Segundo a psicóloga do Crai, Ana Hornos, os crimes atingem a sociedade como um todo, e o que pode diferenciar é a forma como a violência contra as crianças e os adolescentes chega nas autoridades. Para a especialista, as agressões tendem a ser menos expostas em famílias com mais dinheiro por conta do receio da exposição ligado a interesses. “A violência, talvez ela seja mais visível nas famílias mais pobres, mas ela tá presente em todas as famílias. A diferença tá de repente nos meios pra isso. Talvez um pai de classe alta, ele não pegue um cinto pra bater no filho, talvez uma coisa mais branda, ou isso fica mesmo no sigilo”, explica.

A violência contra crianças e adolescentes pode resultar em diversos traumas para a vida das crianças e dos adolescentes. Segundo a psicóloga Ana, no entanto, é imprescindível ressaltar que não há um receituário pronto sobre como as vítimas irão se comportar após terem passado por experiências violentas, pois as vivências de cada um são complexas e podem estar atreladas a outros tipos de problemas. “A gente pode comumente associar tudo a abuso, por isso a gente tem que ver o contexto e juntar mais de um sintoma desse tipo de questão”, enfatiza.

A especialista, contudo, aponta para comportamentos que podem vir a estarem presentes em vítimas de violência sexual, por exemplo. Um deles é o desencadeamento da depressão, a presença de ideias de morte e a automutilação, como forma de colocar o mau sentimento para fora.

Parte destes fatores é o caso de Vítor Madureira, como foi explicitado no começo da reportagem. Em decorrência da violência que sofreu, ele chegou a ter pensamentos suicidas. Além disso, ao longo do tempo, foram diversas as complicações psicológicas em razão do abuso, que foram desde insegurança até problemas de ordem sexual.

Foi buscando o método alternativo de hipnoterapia que, segundo ele, conseguiu estar mais em paz com o histórico de violência. Hoje, hipnoterapeuta, ajuda as pessoas a lidar com o passado de uma forma melhor.
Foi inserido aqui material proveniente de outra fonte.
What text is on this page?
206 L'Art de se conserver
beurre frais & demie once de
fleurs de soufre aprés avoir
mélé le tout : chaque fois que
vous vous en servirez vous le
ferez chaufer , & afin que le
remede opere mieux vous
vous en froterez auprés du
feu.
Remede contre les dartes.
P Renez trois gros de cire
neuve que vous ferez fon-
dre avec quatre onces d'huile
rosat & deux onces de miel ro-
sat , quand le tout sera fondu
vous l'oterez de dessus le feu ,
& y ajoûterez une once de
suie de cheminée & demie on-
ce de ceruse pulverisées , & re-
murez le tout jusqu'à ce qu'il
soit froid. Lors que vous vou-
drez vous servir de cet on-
E assim como Mickaely, ele também lançou este ano um vídeo no Youtube contando melhor a sua trajetória.

Outro ponto essencial visto por Ana, é que é comum que crianças e adolescentes vítimas de violência se tornem extremamente desconfiadas de pessoas em seu núcleo social, pois elas começam a pensar que se o próprio avô ou pai, por exemplo, cometeu uma atrocidade com elas, não há perspectiva de se sentir segura com o restante das pessoas. Embora tenha sido um estranho que a violentou, Mickaely conta que em um ponto da sua vida, ela não confiava em ninguém, algo na qual a impossibilitou de viver uma vida comum com a dos outros jovens.

De acordo a delegada Sabrina, alterações no comportamento das crianças e adolescentes podem também não indicar que estejam passando por uma situação de vulnerabilidade, mas é importante dobrar a atenção a partir disto. “Aquela criança que começa a andar e de uma hora pra outra retrocede é algo a ser investigado, questão de mudança de humor, o baixo rendimento escolar”, exemplifica.

A exposição à violência também é capaz de tornar as vítimas agressivas, criando assim um ciclo de violações. Segundo a psicóloga Ana, isto acontece por vezes até em indivíduos com pouca idade. Em sua rotina de trabalho, ela relata que são acolhidas crianças de 12 anos, por exemplo, já com histórico de atividades sexuais com meninos ou meninas de oito, ou ainda com faixas etárias ainda mais diferentes. “Dependendo da idade não é um jogo sexual. Um de 15 com outro de oito já não é porque um é adolescente e o outro é criança. A gente entende como uma certa violência”, analisa.

É árduo o caminho para um futuro onde o cinza da violência possa ser colorido pelo respeito ao corpo e a mente dos pequenos. De acordo a socióloga e psicóloga Elizabeth, a sociedade está acostumada com a vulnerabilidade das crianças e adolescentes. “A gente tem que exercitar a empatia, uma palavra que tá tão moderna hoje, e que pode fazer com que a gente possa olhar o outro e pensar como seria se a gente estivesse no lugar dele. Mesmo que tu não bata numa criança, a gente pratica essa violência quando a gente não faz nada”, enfatiza.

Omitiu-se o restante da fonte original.